Полина стояла, опираясь спиной на курью ногу, избушка ногу не убирала, не нарушала мизансцену.

– Что, Полюшка, выбрала?

– Давно выбрала, бабушка. Не ошиблась, это ладно.

– Это ладно, – эхом отозвалась старушка, – на Купалу свадьба? Ну-ну, приду... А ты, герой, скатерку-то возьми, пригодится, чай...

ГЛАВА 14. Водяной и болотник

Разгар лета, все в заботах, как водится: овинники амбары готовят, полевики урожай оберегают, лешие лес хоронят от пожаров... Люди тоже все при деле. Страда в разгаре. И на реку некогда бедным сходить, водяника потешить... только мальчишки коней купать по утру приезжают, но тут неизвестно, кто кого пугает больше! Былой раз речной хозяин так копытом получил в лоб, три дня на дне отлеживался. Да и это, воду мутят, ржут, как кони, плещутся, и не подойдешь! А ну их...

Речной хозяин посмотрел на колесо мельницы: крутится. Прокатиться, что ль? Да и эта забава надоела... А река-то и впрямь мельчает, того и гляди крыша терема на поверхности покажется! Нет. Так дело не пойдет дальше. Надо к соседу идти. Это что ж, развел свое болото, понимаешь ли, наверное, уже половину верховья реки захватил! Все мало ему! Сколько вон ручьев было? Все заболочено... Впрочем, и его, хозяина речного, вина тут есть. Когда в верховья-то хаживал? Э-э-э... Надо идтить. Водяник еще раз взглянул на колесо: нет, разочек прокатится – и быстренько в путь, пока этот мельник не прибежал браниться.

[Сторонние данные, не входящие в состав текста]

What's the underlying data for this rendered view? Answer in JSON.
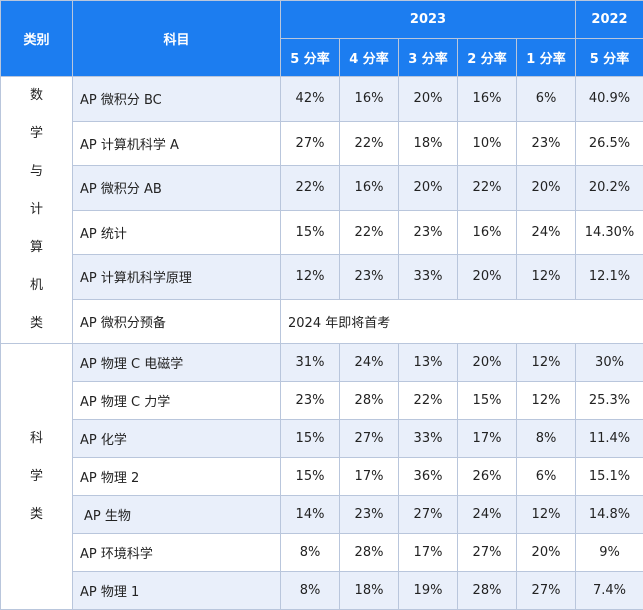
{
  "header": {
    "category": "类别",
    "subject": "科目",
    "year_2023": "2023",
    "year_2022": "2022",
    "rate_columns": [
      "5 分率",
      "4 分率",
      "3 分率",
      "2 分率",
      "1 分率"
    ],
    "rate_2022": "5 分率"
  },
  "groups": [
    {
      "category_chars": [
        "数",
        "学",
        "与",
        "计",
        "算",
        "机",
        "类"
      ],
      "rows": [
        {
          "subject": "AP 微积分 BC",
          "values": [
            "42%",
            "16%",
            "20%",
            "16%",
            "6%"
          ],
          "v2022": "40.9%"
        },
        {
          "subject": "AP 计算机科学 A",
          "values": [
            "27%",
            "22%",
            "18%",
            "10%",
            "23%"
          ],
          "v2022": "26.5%"
        },
        {
          "subject": "AP 微积分 AB",
          "values": [
            "22%",
            "16%",
            "20%",
            "22%",
            "20%"
          ],
          "v2022": "20.2%"
        },
        {
          "subject": "AP 统计",
          "values": [
            "15%",
            "22%",
            "23%",
            "16%",
            "24%"
          ],
          "v2022": "14.30%"
        },
        {
          "subject": "AP 计算机科学原理",
          "values": [
            "12%",
            "23%",
            "33%",
            "20%",
            "12%"
          ],
          "v2022": "12.1%"
        },
        {
          "subject": "AP 微积分预备",
          "note": "2024 年即将首考"
        }
      ]
    },
    {
      "category_chars": [
        "科",
        "学",
        "类"
      ],
      "rows": [
        {
          "subject": "AP 物理 C 电磁学",
          "values": [
            "31%",
            "24%",
            "13%",
            "20%",
            "12%"
          ],
          "v2022": "30%"
        },
        {
          "subject": "AP 物理 C 力学",
          "values": [
            "23%",
            "28%",
            "22%",
            "15%",
            "12%"
          ],
          "v2022": "25.3%"
        },
        {
          "subject": "AP 化学",
          "values": [
            "15%",
            "27%",
            "33%",
            "17%",
            "8%"
          ],
          "v2022": "11.4%"
        },
        {
          "subject": "AP 物理 2",
          "values": [
            "15%",
            "17%",
            "36%",
            "26%",
            "6%"
          ],
          "v2022": "15.1%"
        },
        {
          "subject": "AP 生物",
          "values": [
            "14%",
            "23%",
            "27%",
            "24%",
            "12%"
          ],
          "v2022": "14.8%"
        },
        {
          "subject": "AP 环境科学",
          "values": [
            "8%",
            "28%",
            "17%",
            "27%",
            "20%"
          ],
          "v2022": "9%"
        },
        {
          "subject": "AP 物理 1",
          "values": [
            "8%",
            "18%",
            "19%",
            "28%",
            "27%"
          ],
          "v2022": "7.4%"
        }
      ]
    }
  ]
}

До верховья добрался он быстро, оседлав крупного сома, так кстати попавшегося вблизи терема. Ишь, прикормился, уяснил сомяра, куда люди подношения приносят. Нет-нет, а перехватит что-нибудь. А люди-то иной раз за речного хозяина его принимают. А тот и рад. Вот пускай отдувается. Эх, красота так прокатиться! Пожалуй, надо завести еще таких парочку, и будет у него выезд, как у людей – тройка! Видел водяник, как люди свадьбу праздновали...

Мысли о свадьбе снова навели на лирический лад. Вон, все по парам, даже у страшного лешака жена есть! А он в расцвете лет! Богат не хуже воеводы! А один... грустно. Отпустил сома – прошёл азарт катания – и потихоньку перебрался в ручей с темной болотной водицей, теперь вверх по течению.

– ...Что ты, милая, нешто сомневаешься во мне?.. – голоса человеческие. Парочка людей стоит в лесочке, милуются, разговаривают! Да что за напасть сегодня! Ему-то, водянику, ни помиловаться, ни поговорить не с кем!

– Не сомневаюсь, Бьёрнушка, – вот ведь как ласково она его: «Бьернушка!» – Только ведь сама ту девку растерзанну видела, боязно мне. И не известно, кто ж её... А ну впрямь оборотни?..

– Птаха ты моя, псом спать буду у дверей твоих, никому в обиду не дам...

– Боязно мне... – девица прижалась к урманину всем телом.

Урманина-то водяник узнал, как не узнать? Свой в своем роде. А как она к нему жмется! Как жмется! Речной хозяин всей своей мокрой шкурой почувствовал страсть человека. Позавидовал. Сплюнул, чтоб зла не накликать завистью, свой все-таки, и пошлепал дальше по ручью. Вот ведь в двух шагах прошёл, а эти двое даже не заметили... Любовь!

Тем временем лес поредел, ручеек замелел, трава болотная появилась, осока, под ногами хлюпает. Вот оно, болото. Ну, незваным негоже, конечно, но ведь не просто, а по делу. Речной хозяин задумался, как поступить, надо бы подождать кого-нибудь да передать болотному, что родственник в гости пожаловал. Присел водяник на кочку, перепончатые лапки в лужу опустил, сидит, выжидает.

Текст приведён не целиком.